31. The truth

1K 168 40
                                    

Echuu!

Hari yang begitu sial bagi Jisung. Penyakit sialan bernama flu menyerangnya hingga dirinya terbaring tidak berdaya. Suhu tubuhnya sangat tinggi, sekitar 40°C. Selain itu, sedari tadi hidungnya tidak berhenti mengeluarkan suara yang mampu membuat siapapun merasa jijik.

Karena hal itu, hari ini Jisung tidak bisa melatih Yuna dahulu. Dia meminta bantuan kepada Ayen untuk menggantikannya. Sedangkan dirinya akan memulihkan diri dan beristirahat. Terlebih lagi udara di luar semakin dingin hingga Jisung melapisi tubuhnya rapat-rapat dengan selimut tebal. Dengan keadaan seperti ini, sudah sangat mustahil baginya meninggalkan kamar barang 1mm sekalipun.

BRAK!!

"Astaga!!" Pekik Jisung yang tadinya ingin menutup mata malah tidak jadi karena kaget.

Jisung mendelik tajam pada oknum yang membuka pintunya dengan tidak manusiawi. Siapa lagi kalau bukan si gadis pecicilan bernama Yuna? Bingung Jisung tuh, baru ditinggal 3 jam sama Ayen, Yuna jadi makin nggak bener. Lihat saja bagaimana Yuna bertransformasi dari tukang panah menjadi atlet dobrak pintu. Lain kali, Jisung akan menitipkan Yuna pada senior Bangchan saja. Biar sekalian dipawangin sama Bangchan biar jinak.

"Kenapa kalian ke sini?" Tanya Jisung. "Bisakah kau membuka pintu dengan lebih manusiawi? Itu pintu kamar, bukan pintu neraka."

Yuna dan Ayen hanya terkekeh lalu berjalan menghampiri ranjang Jisung. Ini kali pertama mereka melihat wujud kamar Jisung dan Felix. Pantas saja mereka hanya tidur berdua. Lihatlah bagaimana kecil dan sumpeknya kamar ini. Hanya ada satu ventilasi dan satu jendela kecil yang tirainya ditutup sempurna. Mirip banget sama kamar jomblo yang nggak bisa move on dari mantan.

"Masih hidup ternyata." Celetuk Yuna yang langsung dapat hadiah jitakan dari Jisung.
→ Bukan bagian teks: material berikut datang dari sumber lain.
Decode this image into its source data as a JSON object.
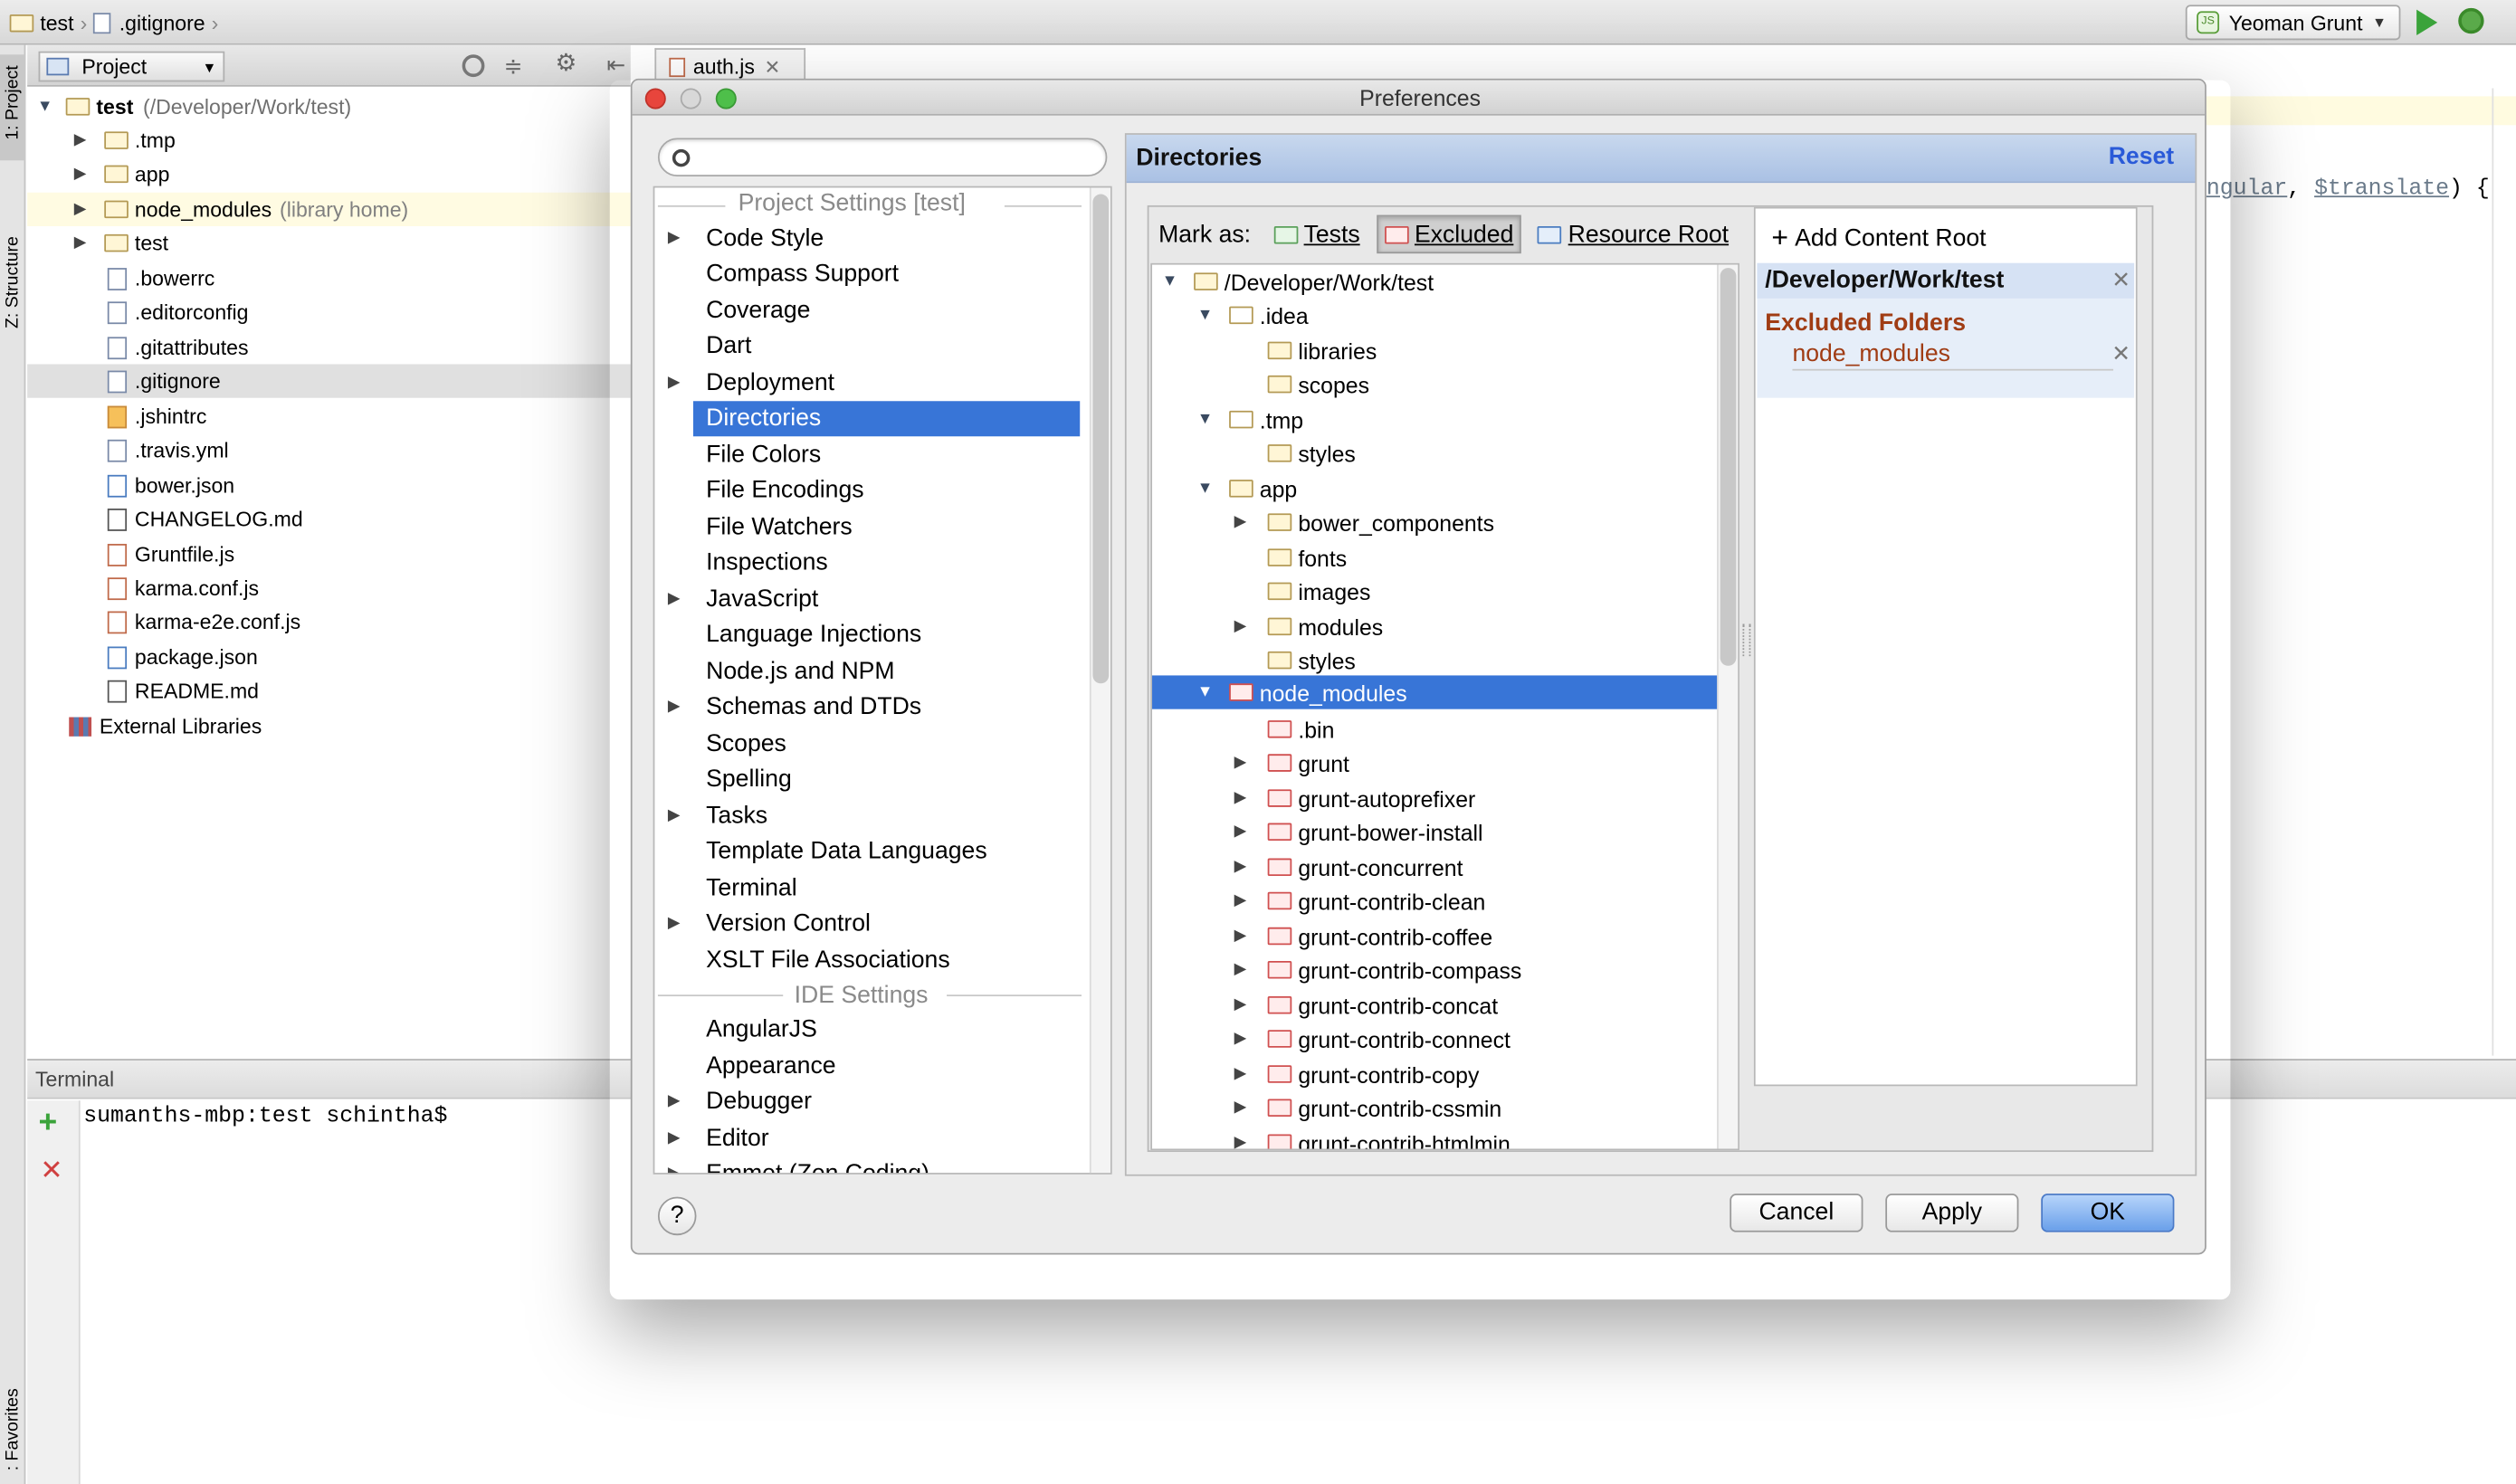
{
  "ide": {
    "breadcrumb": [
      "test",
      ".gitignore"
    ],
    "run_config": "Yeoman Grunt",
    "editor_tab": "auth.js",
    "editor_snippet": {
      "part1": "ngular",
      "sep": ", ",
      "part2": "$translate",
      "end": ") {"
    },
    "project_dropdown": "Project",
    "side_tabs": {
      "project": "1: Project",
      "structure": "Z: Structure",
      "favorites": ": Favorites"
    },
    "terminal_title": "Terminal",
    "terminal_prompt": "sumanths-mbp:test schintha$"
  },
  "project_tree": {
    "root_name": "test",
    "root_path": "(/Developer/Work/test)",
    "node_modules_note": "(library home)",
    "items": [
      ".tmp",
      "app",
      "node_modules",
      "test",
      ".bowerrc",
      ".editorconfig",
      ".gitattributes",
      ".gitignore",
      ".jshintrc",
      ".travis.yml",
      "bower.json",
      "CHANGELOG.md",
      "Gruntfile.js",
      "karma.conf.js",
      "karma-e2e.conf.js",
      "package.json",
      "README.md",
      "External Libraries"
    ]
  },
  "dialog": {
    "title": "Preferences",
    "search_placeholder": "",
    "project_settings_header": "Project Settings [test]",
    "project_settings": [
      "Code Style",
      "Compass Support",
      "Coverage",
      "Dart",
      "Deployment",
      "Directories",
      "File Colors",
      "File Encodings",
      "File Watchers",
      "Inspections",
      "JavaScript",
      "Language Injections",
      "Node.js and NPM",
      "Schemas and DTDs",
      "Scopes",
      "Spelling",
      "Tasks",
      "Template Data Languages",
      "Terminal",
      "Version Control",
      "XSLT File Associations"
    ],
    "ide_settings_header": "IDE Settings",
    "ide_settings": [
      "AngularJS",
      "Appearance",
      "Debugger",
      "Editor",
      "Emmet (Zen Coding)"
    ],
    "panel_title": "Directories",
    "reset": "Reset",
    "mark_as": "Mark as:",
    "mark_tests": "Tests",
    "mark_excluded": "Excluded",
    "mark_resource": "Resource Root",
    "dir_tree": [
      "/Developer/Work/test",
      ".idea",
      "libraries",
      "scopes",
      ".tmp",
      "styles",
      "app",
      "bower_components",
      "fonts",
      "images",
      "modules",
      "styles",
      "node_modules",
      ".bin",
      "grunt",
      "grunt-autoprefixer",
      "grunt-bower-install",
      "grunt-concurrent",
      "grunt-contrib-clean",
      "grunt-contrib-coffee",
      "grunt-contrib-compass",
      "grunt-contrib-concat",
      "grunt-contrib-connect",
      "grunt-contrib-copy",
      "grunt-contrib-cssmin",
      "grunt-contrib-htmlmin"
    ],
    "add_content_root": "Add Content Root",
    "content_root": "/Developer/Work/test",
    "excluded_folders_label": "Excluded Folders",
    "excluded_folder": "node_modules",
    "buttons": {
      "help": "?",
      "cancel": "Cancel",
      "apply": "Apply",
      "ok": "OK"
    }
  },
  "colors": {
    "selection": "#3875d7",
    "excluded": "#a03c14",
    "ok_button": "#8cb8f0",
    "header_bar": "#b8cdeb"
  }
}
"Pergi kalian!" Usir Jisung. Kedatangan kedua temannya itu sama sekali tidak memulihkan dirinya. Malah bikin emosi.

"Kami ke sini kan berniat baik. Kami ingin menjenguk mu." Jelas Ayen.

Jisung menggeleng. "Tidak, kalau hanya kau sih tidak apa-apa. Tapi kalau kau ajak Yuna, sudah bukan menjenguk namanya. Mana ada orang menjenguk rusuh begini?"

Yuna cemberut. "Padahal aku sudah berniat baik untuk menjenguk mu loh."

"Iya deh, terimakasih ya." Jisung tersenyum dan mengusap kepala Yuna pelan.

"Aku membawakan sesuatu untuk Oppa." Seru Yuna lalu merogoh saku celananya. "Tadaaaa!"

Jisung mengernyit bingung. Dalam pikirannya dia sedang kebingungan dengan barang yang dibawa oleh Yuna. Baru pertama kali Jisung melihat barang yang ada di tangan Yuna. Bentuknya persegi panjang dan pipih, mirip seperti plester luka tapi lebih besar.

"Apa itu?" Tanya Jisung.

Yuna dan Ayen saling melempar pandangan. Demi apa Jisung tidak tahu plester penurun panas? Mereka tahu sih kalau Jisung itu kadang kurang pergaulan. Tapi kalau sampai tidak tahu plester penurun panas sih sudah keterlaluan.

"Kau benar-benar tidak tahu ini?" Ayen menunjuk plester di tangan Yuna.

Jisung menggeleng. "Tidak. Memangnya itu apa?"

"Ini plester penurun panas. Aku meminta ini kepada Ryujin-Eonni. Masa kau tidak tahu?"

Jisung menghendikan bahunya. "Aku bukan bagian medis."

"Anak bayi juga tahu kali kalau ini plester penurun panas." Balas Ayen.

Yuna membuka bungkusan plester tersebut lalu melepaskan plastik transparan gel nya. Kemudian menempelkannya ke kening Jisung.